Tout son labeur durant, Mia a fait du sport, mangé des légumes et des fruits, n’a jamais fumé et peu bu. Après son premier cancer du sein, elle a fait passer toute la famille « au bio » et a commencé à mettre du curcuma et des brocolis dans tout, ou presque. Comme infirmière, Mia sait que l’alimentation est un vecteur de santé important. D’ailleurs, elle aimerait qu’à l’école, chaque enfant dispose d’un repas chaud gratuit par jour. Elle soutient aussi que les consultations chez le généraliste, de première ligne, devraient être accessibles à tou.tes et donc gratuites. Comme on le sait, la gratuité a un coût. Ce coût serait pris en charge par nos impôts.

Les différents scandales de l’industrie alimentaire ont durablement affecté leur quotidien. D’abord, André a manqué perdre son emploi à plusieurs reprises : vaches folles, pestes porcines, scandale de la dioxine, viande de cheval et plus récemment « Veviba ». Ensuite, ils ont adopté le flexitarisme. Ils ont décidé de manger plus de légumineuses et d’entretenir un petit potager avec quelques poules. C’est un des avantages de la ruralité, l’espace. Encore aujourd’hui, ils se félicitent d’avoir opté pour une maison à la campagne. André espère que les mandataires politiques s’engagent pour la densification du bâti, afin de contrer l’étalement urbain et de conserver les espaces verts et la biodiversité. Pour Mia, l’important, ce sont les contacts avec les gens et cela passe aussi par le logement. Elle aime bien l’idée de l’habitat groupé solidaire, « l’habitat kangourou » comme on l’appelle, et ça l’a fait rire la première fois qu’elle l’a entendu. Mia s’est imaginé une maison dans la poche d’une autre, avec beaucoup d’amour et de chaleur tout autour.

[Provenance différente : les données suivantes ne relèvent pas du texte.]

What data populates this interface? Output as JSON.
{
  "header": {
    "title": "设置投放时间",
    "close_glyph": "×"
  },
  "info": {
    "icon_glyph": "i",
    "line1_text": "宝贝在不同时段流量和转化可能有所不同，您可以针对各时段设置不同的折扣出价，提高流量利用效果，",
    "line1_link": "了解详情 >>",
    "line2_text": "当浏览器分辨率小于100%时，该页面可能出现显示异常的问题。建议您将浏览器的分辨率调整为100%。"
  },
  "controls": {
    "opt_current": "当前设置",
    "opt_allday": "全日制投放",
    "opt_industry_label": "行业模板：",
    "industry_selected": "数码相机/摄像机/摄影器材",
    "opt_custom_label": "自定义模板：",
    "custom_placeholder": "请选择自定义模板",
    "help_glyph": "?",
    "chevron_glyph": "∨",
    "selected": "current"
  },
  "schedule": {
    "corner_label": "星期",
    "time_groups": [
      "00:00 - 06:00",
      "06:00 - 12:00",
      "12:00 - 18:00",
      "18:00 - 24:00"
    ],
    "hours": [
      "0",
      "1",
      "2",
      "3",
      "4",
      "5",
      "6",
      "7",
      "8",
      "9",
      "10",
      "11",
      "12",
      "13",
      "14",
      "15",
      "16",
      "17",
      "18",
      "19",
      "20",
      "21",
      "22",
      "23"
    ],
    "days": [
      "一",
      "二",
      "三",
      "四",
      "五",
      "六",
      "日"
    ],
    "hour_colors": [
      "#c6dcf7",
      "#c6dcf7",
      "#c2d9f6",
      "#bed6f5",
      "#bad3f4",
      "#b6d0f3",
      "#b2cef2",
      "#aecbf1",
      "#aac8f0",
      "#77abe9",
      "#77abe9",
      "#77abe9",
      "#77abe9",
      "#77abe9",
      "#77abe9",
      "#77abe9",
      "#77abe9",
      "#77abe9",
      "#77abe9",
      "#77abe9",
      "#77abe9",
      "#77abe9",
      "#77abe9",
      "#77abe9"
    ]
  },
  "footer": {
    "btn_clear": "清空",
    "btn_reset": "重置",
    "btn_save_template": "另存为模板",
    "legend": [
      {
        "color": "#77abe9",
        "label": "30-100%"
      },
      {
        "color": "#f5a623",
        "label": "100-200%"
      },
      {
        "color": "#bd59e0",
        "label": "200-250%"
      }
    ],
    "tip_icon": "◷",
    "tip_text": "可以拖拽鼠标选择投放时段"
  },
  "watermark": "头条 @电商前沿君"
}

Quand elle a l’occasion de s’arrêter quelques instants pour respirer et réfléchir, Mia mesure combien leur bonheur est fragile. De plus en plus fragile. Mais, c’est la révolte de ses enfants qui a fini par lui ouvrir les yeux. Fascinés par les écrans, Esteban comme Abel semblaient s’être distanciés de la Terre et du vivant. Mais à Noël, cette année, il y a eu un déclic suite à un reportage sur Greta Thunberg et le mouvement suédois « Skolstrejk för klimatet ». Abel est à présent survolté. À chaque occasion, il explique : « on ne peut plus ignorer la disparition des insectes. Après l’augmentation des crues, des typhons et les canicules, on ne peut pas faire comme si de rien n’était ».

Son frère, en sciences fortes, s’intéresse beaucoup à l’acidité des terres arables et l’incidence du climat sur l’ensemble des composantes de nos vies. C’est lui qui prend l’initiative de contacter Anuna et Kyria via les réseaux sociaux. À la trêve des confiseurs, la cellule familiale s’est transformée en ruche pour activistes climatiques en herbe. Esteban et Abel invitent tous les voisin.es. Les choses s’organisent instinctivement.

À la rentrée, les élèves partent en grève. Ils participent aux différentes manifestations « Youth for Climate ». Leur enthousiasme et leur détermination sont autant d’occasions pour leurs professeur.es d’approfondir ensemble un certain nombre de sujets.

À la stupéfaction (quasi) générale, on apprend que la Belgique compte pas moins de quatre ministres de l’environnement, un.e par région et une ministre fédérale, au bilan bien morne. Toujours est-il que le mouvement belge d’école buissonnière pour le climat, lancé et relayé au départ par les étudiant.es flamand.es, est rapidement suivi par les élèves de la Communauté française, un front commun spontané. Les professeur.es de langues emboîtent le pas. Les leçons portent sur les enjeux climatiques et la nécessité de concilier justice climatique et justice sociale. Il apparaît à tou.tes que, pour le climat comme pour l’avenir du vivant, la question n’a ni frontière institutionnelle ni communautaire. Il faut coopérer et construire des convergences afin de répondre à l’urgence.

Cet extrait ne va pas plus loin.